Von Tino Lange
THE KILLERS / "Sam's Town"
Nun steht mit "Sam's Town" die nächste Platte im Laden, und die Vorab-Single "When You Were Young" eroberte die Top-Position der Campus-Charts. Wie schon beim Vorgänger können wenige - hier: drei - gute bis starke Songs die Schwächen des Gesamtbilds nicht überdecken: "When You Were Young" wechselt zwischen Achtziger-Pop und Indie-Rock, entwickelt treibende Dynamik und könnte ein Tanzflächen-Dominator in den Clubs werden.
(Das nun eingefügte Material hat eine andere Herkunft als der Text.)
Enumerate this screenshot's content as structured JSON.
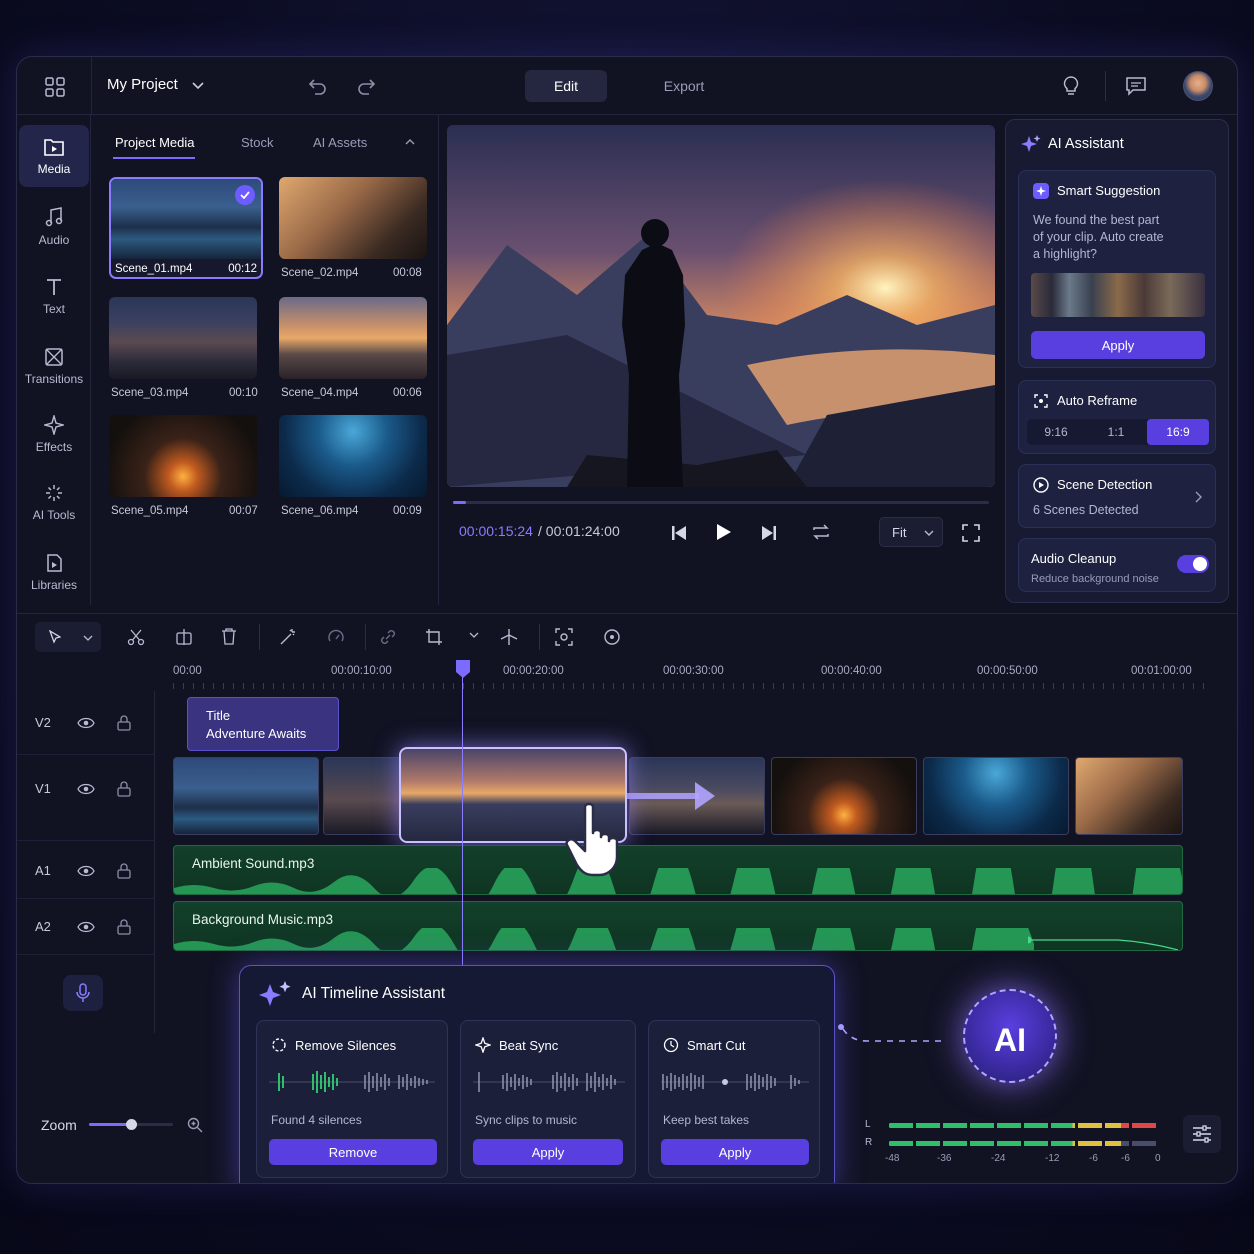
{
  "topbar": {
    "project_name": "My Project",
    "edit_label": "Edit",
    "export_label": "Export"
  },
  "sidebar": {
    "items": [
      {
        "label": "Media",
        "icon": "media-icon"
      },
      {
        "label": "Audio",
        "icon": "music-note-icon"
      },
      {
        "label": "Text",
        "icon": "text-icon"
      },
      {
        "label": "Transitions",
        "icon": "transitions-icon"
      },
      {
        "label": "Effects",
        "icon": "sparkle-icon"
      },
      {
        "label": "AI Tools",
        "icon": "ai-tools-icon"
      },
      {
        "label": "Libraries",
        "icon": "libraries-icon"
      }
    ]
  },
  "media": {
    "tabs": [
      "Project Media",
      "Stock",
      "AI Assets"
    ],
    "clips": [
      {
        "name": "Scene_01.mp4",
        "duration": "00:12",
        "selected": true
      },
      {
        "name": "Scene_02.mp4",
        "duration": "00:08"
      },
      {
        "name": "Scene_03.mp4",
        "duration": "00:10"
      },
      {
        "name": "Scene_04.mp4",
        "duration": "00:06"
      },
      {
        "name": "Scene_05.mp4",
        "duration": "00:07"
      },
      {
        "name": "Scene_06.mp4",
        "duration": "00:09"
      }
    ]
  },
  "player": {
    "current_time": "00:00:15:24",
    "total_time": "/ 00:01:24:00",
    "fit_label": "Fit",
    "progress": 0.025
  },
  "ai_assistant": {
    "title": "AI Assistant",
    "smart_suggestion": {
      "title": "Smart Suggestion",
      "text_lines": [
        "We found the best part",
        "of your clip. Auto create",
        "a highlight?"
      ],
      "apply_label": "Apply"
    },
    "auto_reframe": {
      "title": "Auto Reframe",
      "options": [
        "9:16",
        "1:1",
        "16:9"
      ],
      "selected": "16:9"
    },
    "scene_detection": {
      "title": "Scene Detection",
      "subtitle": "6 Scenes Detected"
    },
    "audio_cleanup": {
      "title": "Audio Cleanup",
      "subtitle": "Reduce background noise",
      "enabled": true
    }
  },
  "timeline": {
    "ruler_labels": [
      "00:00",
      "00:00:10:00",
      "00:00:20:00",
      "00:00:30:00",
      "00:00:40:00",
      "00:00:50:00",
      "00:01:00:00"
    ],
    "tracks": [
      "V2",
      "V1",
      "A1",
      "A2"
    ],
    "title_clip": {
      "line1": "Title",
      "line2": "Adventure Awaits"
    },
    "audio_clips": [
      "Ambient Sound.mp3",
      "Background Music.mp3"
    ]
  },
  "timeline_assistant": {
    "title": "AI Timeline Assistant",
    "cards": [
      {
        "title": "Remove Silences",
        "desc": "Found 4 silences",
        "button": "Remove"
      },
      {
        "title": "Beat Sync",
        "desc": "Sync clips to music",
        "button": "Apply"
      },
      {
        "title": "Smart Cut",
        "desc": "Keep best takes",
        "button": "Apply"
      }
    ]
  },
  "ai_badge": "AI",
  "zoom_label": "Zoom",
  "zoom_level": 0.5,
  "meter": {
    "channels": [
      "L",
      "R"
    ],
    "scale": [
      "-48",
      "-36",
      "-24",
      "-12",
      "-6",
      "-6",
      "0"
    ]
  },
  "colors": {
    "accent": "#5a3fe0",
    "accent_light": "#8b7bff",
    "audio_green": "#2fbf6a",
    "timecode": "#8b7bff"
  }
}
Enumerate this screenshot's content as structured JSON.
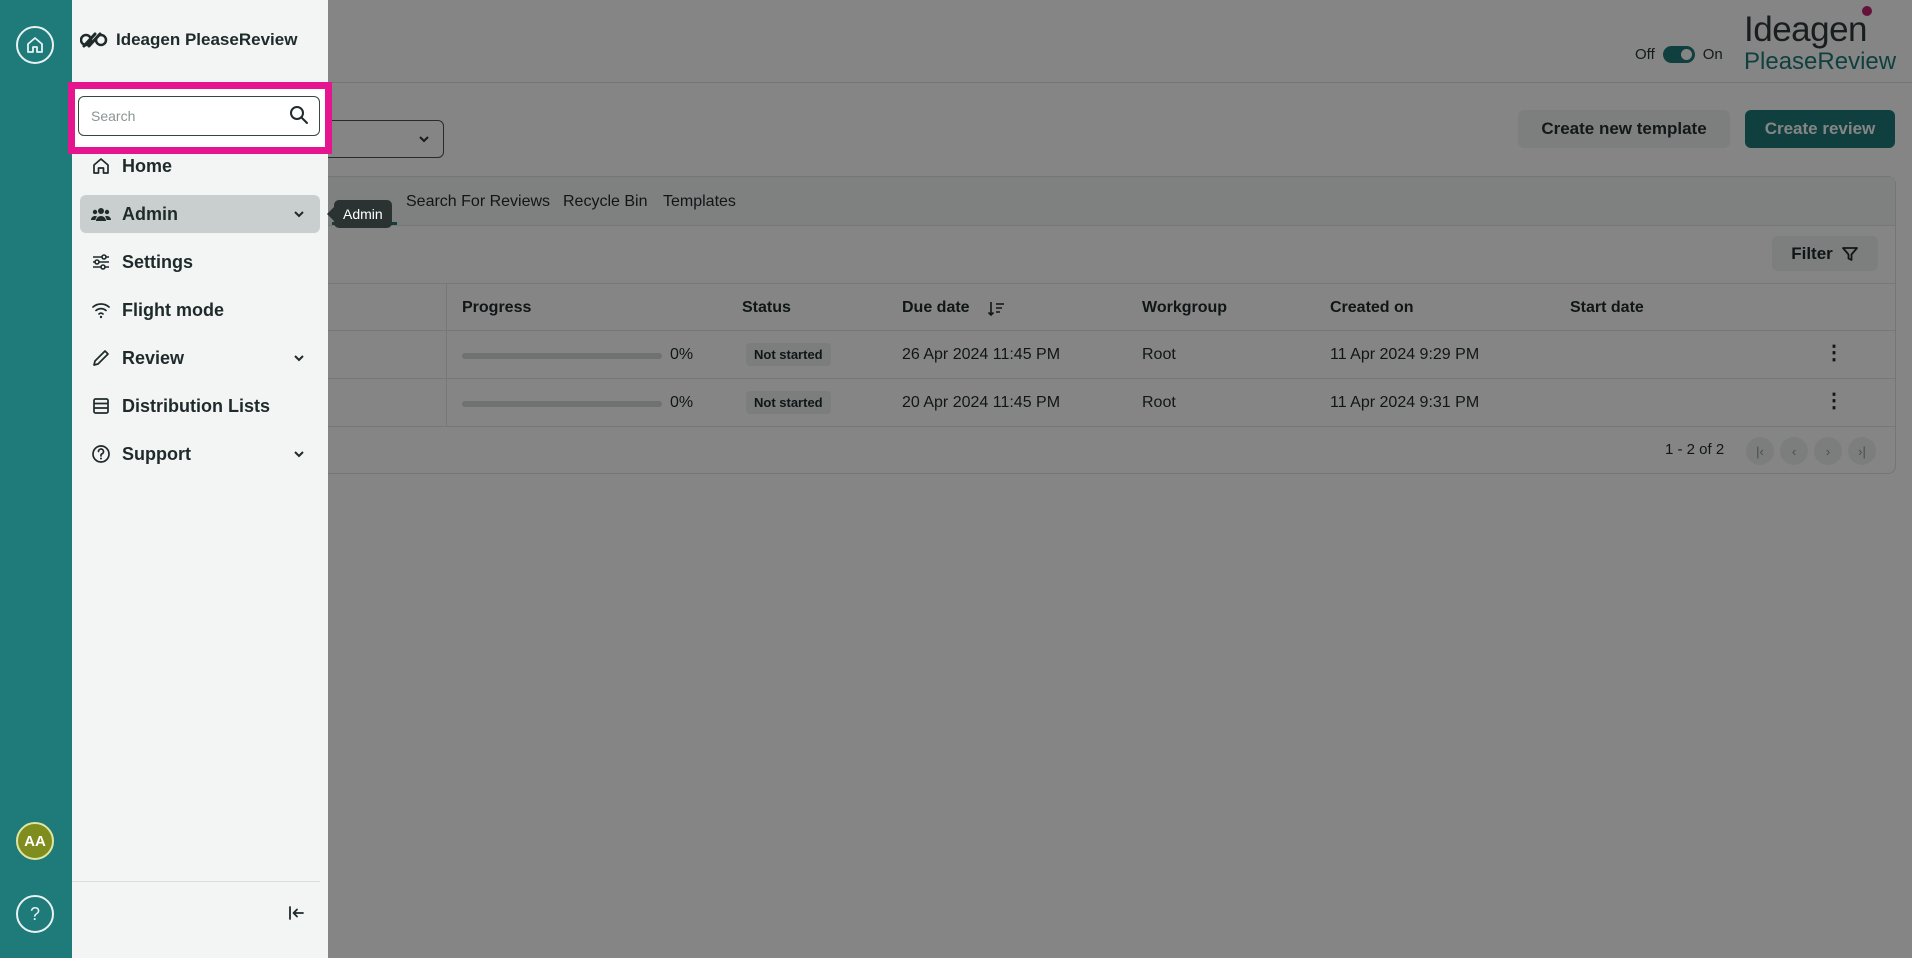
{
  "topbar": {
    "toggle_off": "Off",
    "toggle_on": "On",
    "brand_line1": "Ideagen",
    "brand_line2": "PleaseReview"
  },
  "actions": {
    "create_template": "Create new template",
    "create_review": "Create review"
  },
  "tabs": [
    "Search For Reviews",
    "Recycle Bin",
    "Templates"
  ],
  "filter_label": "Filter",
  "table": {
    "headers": {
      "progress": "Progress",
      "status": "Status",
      "due_date": "Due date",
      "workgroup": "Workgroup",
      "created_on": "Created on",
      "start_date": "Start date"
    },
    "rows": [
      {
        "progress": "0%",
        "progress_value": 0,
        "status": "Not started",
        "due_date": "26 Apr 2024 11:45 PM",
        "workgroup": "Root",
        "created_on": "11 Apr 2024 9:29 PM",
        "start_date": ""
      },
      {
        "progress": "0%",
        "progress_value": 0,
        "status": "Not started",
        "due_date": "20 Apr 2024 11:45 PM",
        "workgroup": "Root",
        "created_on": "11 Apr 2024 9:31 PM",
        "start_date": ""
      }
    ],
    "pager_text": "1 - 2 of 2"
  },
  "drawer": {
    "title": "Ideagen PleaseReview",
    "search_placeholder": "Search",
    "items": [
      {
        "label": "Home",
        "icon": "home-icon"
      },
      {
        "label": "Admin",
        "icon": "users-icon"
      },
      {
        "label": "Settings",
        "icon": "sliders-icon"
      },
      {
        "label": "Flight mode",
        "icon": "wifi-icon"
      },
      {
        "label": "Review",
        "icon": "pencil-icon"
      },
      {
        "label": "Distribution Lists",
        "icon": "list-icon"
      },
      {
        "label": "Support",
        "icon": "help-circle-icon"
      }
    ]
  },
  "tooltip": "Admin",
  "user_initials": "AA",
  "help_glyph": "?",
  "colors": {
    "brand": "#1f7a7a",
    "highlight": "#e5158f",
    "accent_logo": "#c0246e"
  }
}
Auch "Uncle Johnny" und "Bling (Confessions of a King)" bleiben mit ihrem beatlastigen Fundament angenehm im Kurzzeitgedächtnis.
Die übrigen neun Stücke werfen im Vergleich allerdings eher Fragen auf: Was klingt fieser, das billige Keyboard oder der mit Leidenschaft am Ton vorbeiheulende Jammergesang? Beides gibt die sowohl optische wie auch musikalische Freddie-Mercury-Parodie Brandon Flowers zum Besten. Wer erträgt uninspiriertes, lustloses Pop-Mittelmaß wie "This River is Wild" oder "For Reasons Unknown" mit ihren Phrasen und blasiertem Grundcharakter länger als zwei Durchläufe?
Zum Glück gibt es ja legale Download-Portale, wo sich der Killers-Interessierte die Songs einzeln zur Probe anhören und sie bei Gefallen erwerben kann. Denn als Gesamtwerk bietet "Sam's Town" zu wenig Kaufgründe.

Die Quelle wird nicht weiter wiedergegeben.